You'll notice I didn't mention anything about the market. This is because I don't know if it is high or low right now as compared to where it will be in a couple of months or years from now. I do know that equity investments look more attractive to me (and to Warren Buffett and Scott Adams) than they did a year ago, but I'm not going to make any forecasts.

And yes, the rumors are true: you have me to thank for the recent market declines. One of my 2006 year-end wishes was for lower stock prices in 2007 and although it took until 2008 for the market to fully grant it, my wish was fulfilled. Thank you, Mr. Market. You really helped my retirement years by allowing me to buy your shares so cheaply in 08 and hopefully for the next couple of years as well.

Please invest responsibly.

Oh, and for the majority of my readers who rely on a salary like me, you should worry more about your job than where you invest your money. Now is not the time to be slacking off at work trading stocks when you should be working to dodge the next round of layoffs. That said, there are some great bargains out there.

Sunday, February 1, 2009

CEO Compensation

So we all know that CEOs are paid ridiculous amounts of money. I've often thought that if I spent a week or 2 as CEO of a major corporation, I'd be set for life. I would be able to pay cash for a pretty nice house and then only work to pay my basic bills every year. Not only would one paycheck be more than I make in a few years, but I'd also get the nice golden parachute to boot.

Our new president is very public about his disdain for CEO salaries, and as I read in today's Wall St. Journal, Sen. Claire McCaskill (D., Mo.) has now introduced a bill to limit CEO salary to no more than what the president earns: $400k a year. The next sentence was a classic and I applaud the authors of the story for putting it in there: "In 2007, Goldman Sachs Group Inc. Chief Executive Lloyd Blankfein earned that much in about two days."

Two days!

I gotta get me one of them jobs.

Thursday, January 29, 2009

New Fico Credit Score

An article in the Wall Street Journal caught my attention on the train in to work today. I'd heard the credit bureaus were coming up with a new credit score calculation called "FICO 08", but I wasn't sure when it was coming into play. According to the article, TransUnion is going to begin offering the score today, but it could be months or years before it comes into common use and consumers can find out their own scores.

Supposedly the new methodology will make credit scores more accurate at predicting defaults, which will allow lenders such as mortgage companies to more properly price loans to consumers.

My FICO score is very high (I don't think much has changed since the last time I looked at it), but the problem I've run into being in my late 20s is that my credit history is relatively short, which worked against my credit score.
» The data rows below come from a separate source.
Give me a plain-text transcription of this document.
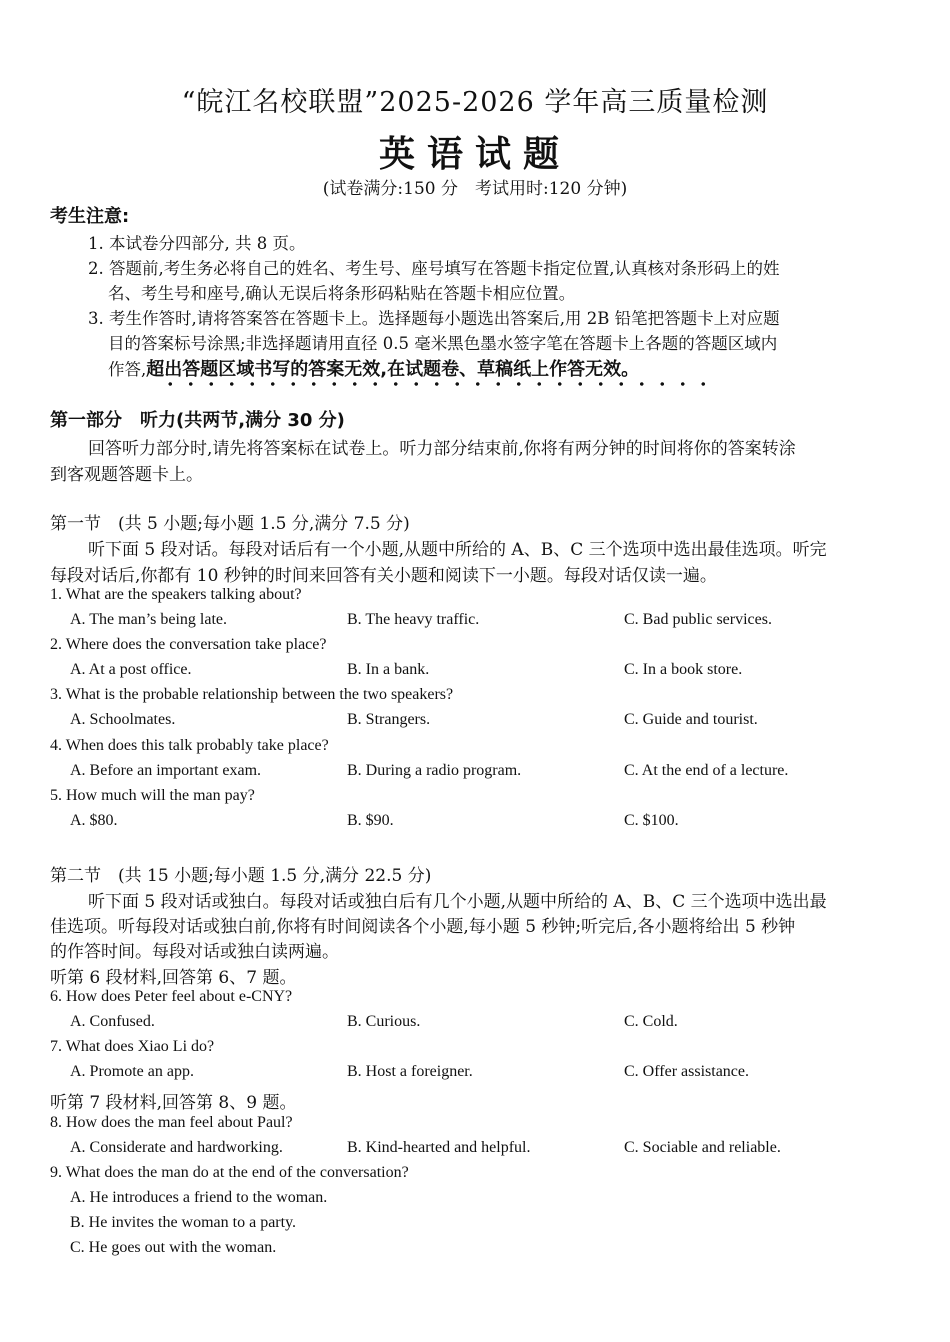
“皖江名校联盟”2025-2026 学年高三质量检测
英语试题
(试卷满分:150 分　考试用时:120 分钟)
考生注意:
1. 本试卷分四部分, 共 8 页。
2. 答题前,考生务必将自己的姓名、考生号、座号填写在答题卡指定位置,认真核对条形码上的姓
名、考生号和座号,确认无误后将条形码粘贴在答题卡相应位置。
3. 考生作答时,请将答案答在答题卡上。选择题每小题选出答案后,用 2B 铅笔把答题卡上对应题
目的答案标号涂黑;非选择题请用直径 0.5 毫米黑色墨水签字笔在答题卡上各题的答题区域内
作答,超出答题区域书写的答案无效,在试题卷、草稿纸上作答无效。
第一部分　听力(共两节,满分 30 分)
回答听力部分时,请先将答案标在试卷上。听力部分结束前,你将有两分钟的时间将你的答案转涂
到客观题答题卡上。
第一节　(共 5 小题;每小题 1.5 分,满分 7.5 分)
听下面 5 段对话。每段对话后有一个小题,从题中所给的 A、B、C 三个选项中选出最佳选项。听完
每段对话后,你都有 10 秒钟的时间来回答有关小题和阅读下一小题。每段对话仅读一遍。
1. What are the speakers talking about?
A. The man’s being late.	B. The heavy traffic.	C. Bad public services.
2. Where does the conversation take place?
A. At a post office.	B. In a bank.	C. In a book store.
3. What is the probable relationship between the two speakers?
A. Schoolmates.	B. Strangers.	C. Guide and tourist.
4. When does this talk probably take place?
A. Before an important exam.	B. During a radio program.	C. At the end of a lecture.
5. How much will the man pay?
A. $80.	B. $90.	C. $100.
第二节　(共 15 小题;每小题 1.5 分,满分 22.5 分)
听下面 5 段对话或独白。每段对话或独白后有几个小题,从题中所给的 A、B、C 三个选项中选出最
佳选项。听每段对话或独白前,你将有时间阅读各个小题,每小题 5 秒钟;听完后,各小题将给出 5 秒钟
的作答时间。每段对话或独白读两遍。
听第 6 段材料,回答第 6、7 题。
6. How does Peter feel about e-CNY?
A. Confused.	B. Curious.	C. Cold.
7. What does Xiao Li do?
A. Promote an app.	B. Host a foreigner.	C. Offer assistance.
听第 7 段材料,回答第 8、9 题。
8. How does the man feel about Paul?
A. Considerate and hardworking.	B. Kind-hearted and helpful.	C. Sociable and reliable.
9. What does the man do at the end of the conversation?
A. He introduces a friend to the woman.
B. He invites the woman to a party.
C. He goes out with the woman.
From what I've read in the article, FICO 08 is supposed to correct this somewhat:

"The score, which will still range from 300 to 850 -- the higher, the better --
is fine-tuned to do a deeper analysis of subprime borrowers or those with "thin"
or young credit histories, according to Fair Isaac. More consumers with accounts
in good standing should also see their scores increase slightly, says Tom Quinn,
vice president of global scoring solutions at Fair Isaac. Overall, Fair Isaac
predicts FICO 08 will improve the accuracy of lending decisions by as much as
15%."


Not life-changing news by any stretch of the imagination, but as someone who is potentially in the market to buy a home, it piqued my interest.